1. The Two-Type Land Set
Most lands that can provide two mana types come with some sort of gimmick or limitation, like entering tapped unless you pay two life or face multiple opponents. Additionally, many don't bear the basic types of the mana colors they produce, preventing them from supporting type-dependent effects. Enter the "two-type" land cards, each entering the field untapped and ready to produce one of two types of mana with no errata. Additionally, each wields the basic land classifications of the colors it produces, helping them benefit certain effects (like the swamp-reliant ability of Cabal Coffers).
Like the Temple set, you can find a double-mana land for every color combination, ensuring there's something to suit your build. Check the list below to find the card matching your desired hues.
- Red and black: Badlands
- Red and white: Plateau
- Red and green: Taiga
- Red and blue: Volcanic Island
- Black and white: Scrubland
- Black and green: Bayou
- Black and blue: Underground Sea
- White and green: Savannah
- White and blue: Tundra
- Green and blue: Tropical Island
Future of Land Cards
As essential to Magic libraries as ever, lands form the backbone of your build, and finding the right balance to include in your deck remains an engaging challenge. Oversaturate your build and you may not draw enough spells to beat your opponent regardless of your capable mana production, but employ too few and you'll find yourself with several great cards but no methods to play them. Experiment to find the right balance and you'll be well on your way to victory.

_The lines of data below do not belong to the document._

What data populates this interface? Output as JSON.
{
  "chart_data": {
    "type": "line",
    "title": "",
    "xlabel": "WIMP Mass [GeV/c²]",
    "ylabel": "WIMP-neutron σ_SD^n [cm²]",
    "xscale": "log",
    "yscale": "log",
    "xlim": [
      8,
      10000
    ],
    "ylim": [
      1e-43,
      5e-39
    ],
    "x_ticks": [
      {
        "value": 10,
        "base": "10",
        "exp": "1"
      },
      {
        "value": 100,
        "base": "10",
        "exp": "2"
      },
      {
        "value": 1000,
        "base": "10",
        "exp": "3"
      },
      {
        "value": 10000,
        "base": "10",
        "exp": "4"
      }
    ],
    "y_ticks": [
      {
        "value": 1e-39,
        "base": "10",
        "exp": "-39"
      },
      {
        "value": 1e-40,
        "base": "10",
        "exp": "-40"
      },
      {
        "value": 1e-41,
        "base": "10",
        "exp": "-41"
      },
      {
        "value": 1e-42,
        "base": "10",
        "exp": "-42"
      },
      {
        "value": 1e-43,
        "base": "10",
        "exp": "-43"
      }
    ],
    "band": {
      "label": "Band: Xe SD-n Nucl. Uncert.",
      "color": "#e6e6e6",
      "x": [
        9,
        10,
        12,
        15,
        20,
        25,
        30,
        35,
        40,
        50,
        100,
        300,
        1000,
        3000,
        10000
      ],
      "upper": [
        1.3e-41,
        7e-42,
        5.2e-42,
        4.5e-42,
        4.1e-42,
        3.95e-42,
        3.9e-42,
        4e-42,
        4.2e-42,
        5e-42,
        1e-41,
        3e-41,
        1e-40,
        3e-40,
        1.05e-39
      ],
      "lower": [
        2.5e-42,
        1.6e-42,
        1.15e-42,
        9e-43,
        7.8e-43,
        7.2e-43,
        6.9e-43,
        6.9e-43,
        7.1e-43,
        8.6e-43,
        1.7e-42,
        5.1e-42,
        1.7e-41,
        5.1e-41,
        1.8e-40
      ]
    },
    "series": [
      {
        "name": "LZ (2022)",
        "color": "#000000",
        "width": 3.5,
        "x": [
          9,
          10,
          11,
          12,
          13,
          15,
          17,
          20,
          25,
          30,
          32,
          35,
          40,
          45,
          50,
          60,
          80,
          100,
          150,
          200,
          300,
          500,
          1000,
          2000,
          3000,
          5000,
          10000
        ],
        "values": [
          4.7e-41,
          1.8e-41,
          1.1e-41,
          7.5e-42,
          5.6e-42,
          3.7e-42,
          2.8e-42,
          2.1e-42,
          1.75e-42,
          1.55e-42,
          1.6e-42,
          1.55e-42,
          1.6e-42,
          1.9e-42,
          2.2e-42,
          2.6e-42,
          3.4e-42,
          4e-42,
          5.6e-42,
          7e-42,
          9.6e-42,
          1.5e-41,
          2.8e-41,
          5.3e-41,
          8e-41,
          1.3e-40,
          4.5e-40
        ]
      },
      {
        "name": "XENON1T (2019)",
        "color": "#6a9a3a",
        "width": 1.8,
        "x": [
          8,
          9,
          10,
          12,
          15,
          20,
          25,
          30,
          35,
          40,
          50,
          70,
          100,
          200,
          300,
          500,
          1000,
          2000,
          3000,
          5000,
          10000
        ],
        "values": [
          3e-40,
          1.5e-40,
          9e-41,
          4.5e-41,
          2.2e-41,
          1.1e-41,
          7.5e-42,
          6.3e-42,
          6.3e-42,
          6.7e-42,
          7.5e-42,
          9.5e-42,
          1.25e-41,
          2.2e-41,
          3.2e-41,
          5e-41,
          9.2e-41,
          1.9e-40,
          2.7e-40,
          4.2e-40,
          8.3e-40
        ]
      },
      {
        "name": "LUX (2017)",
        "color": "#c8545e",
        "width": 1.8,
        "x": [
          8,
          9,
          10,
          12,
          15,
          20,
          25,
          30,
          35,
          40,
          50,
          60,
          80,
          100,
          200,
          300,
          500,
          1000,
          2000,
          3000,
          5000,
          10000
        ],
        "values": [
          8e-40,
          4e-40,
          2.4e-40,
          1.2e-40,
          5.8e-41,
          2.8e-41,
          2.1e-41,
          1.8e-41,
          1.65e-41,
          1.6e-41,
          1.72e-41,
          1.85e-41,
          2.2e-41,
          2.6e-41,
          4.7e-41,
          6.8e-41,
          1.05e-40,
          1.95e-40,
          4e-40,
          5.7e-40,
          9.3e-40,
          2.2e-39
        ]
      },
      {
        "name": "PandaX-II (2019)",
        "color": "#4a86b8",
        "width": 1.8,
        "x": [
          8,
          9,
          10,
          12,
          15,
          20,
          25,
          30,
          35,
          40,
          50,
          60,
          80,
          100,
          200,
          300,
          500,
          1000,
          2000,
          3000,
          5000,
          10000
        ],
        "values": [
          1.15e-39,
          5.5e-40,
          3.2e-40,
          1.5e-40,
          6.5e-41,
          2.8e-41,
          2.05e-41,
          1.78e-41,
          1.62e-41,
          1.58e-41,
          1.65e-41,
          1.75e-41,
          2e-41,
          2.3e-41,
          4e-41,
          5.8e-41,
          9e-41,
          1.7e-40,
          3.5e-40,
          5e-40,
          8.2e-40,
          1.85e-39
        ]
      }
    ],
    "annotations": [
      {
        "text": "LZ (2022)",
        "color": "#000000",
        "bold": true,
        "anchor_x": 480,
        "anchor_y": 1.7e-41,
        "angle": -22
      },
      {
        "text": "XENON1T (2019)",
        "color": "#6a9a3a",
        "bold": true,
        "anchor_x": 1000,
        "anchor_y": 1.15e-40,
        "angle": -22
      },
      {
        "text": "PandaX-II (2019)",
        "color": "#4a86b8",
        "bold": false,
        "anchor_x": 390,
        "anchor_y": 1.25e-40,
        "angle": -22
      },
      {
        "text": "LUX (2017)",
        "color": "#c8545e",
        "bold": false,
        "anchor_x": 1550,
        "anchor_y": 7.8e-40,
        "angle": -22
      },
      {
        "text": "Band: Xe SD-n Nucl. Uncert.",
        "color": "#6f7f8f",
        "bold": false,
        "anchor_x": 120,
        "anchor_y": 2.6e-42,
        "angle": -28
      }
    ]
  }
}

But for now, as we eagerly await the future expansion packs with more beautiful landscapes (the Ixalan set introduced several interesting double-sided lands that we'll undoubtedly tackle), vote for your favorite card and I'll see you at our next MTG countdown!
Questions & Answers
Question: Isn't Command Tower the best land?
Answer: Well, it's a must-have in EDH format, but pretty useless elsewhere. And even in its element, it still only gives one mana at a type (where some lands can give multiple) and doesn't have any basic land types, reducing its synergy with cards like "Hinterland Harbor" and such.
Don't get me wrong, it's an amazing card, but arguably not the best land even in commander format.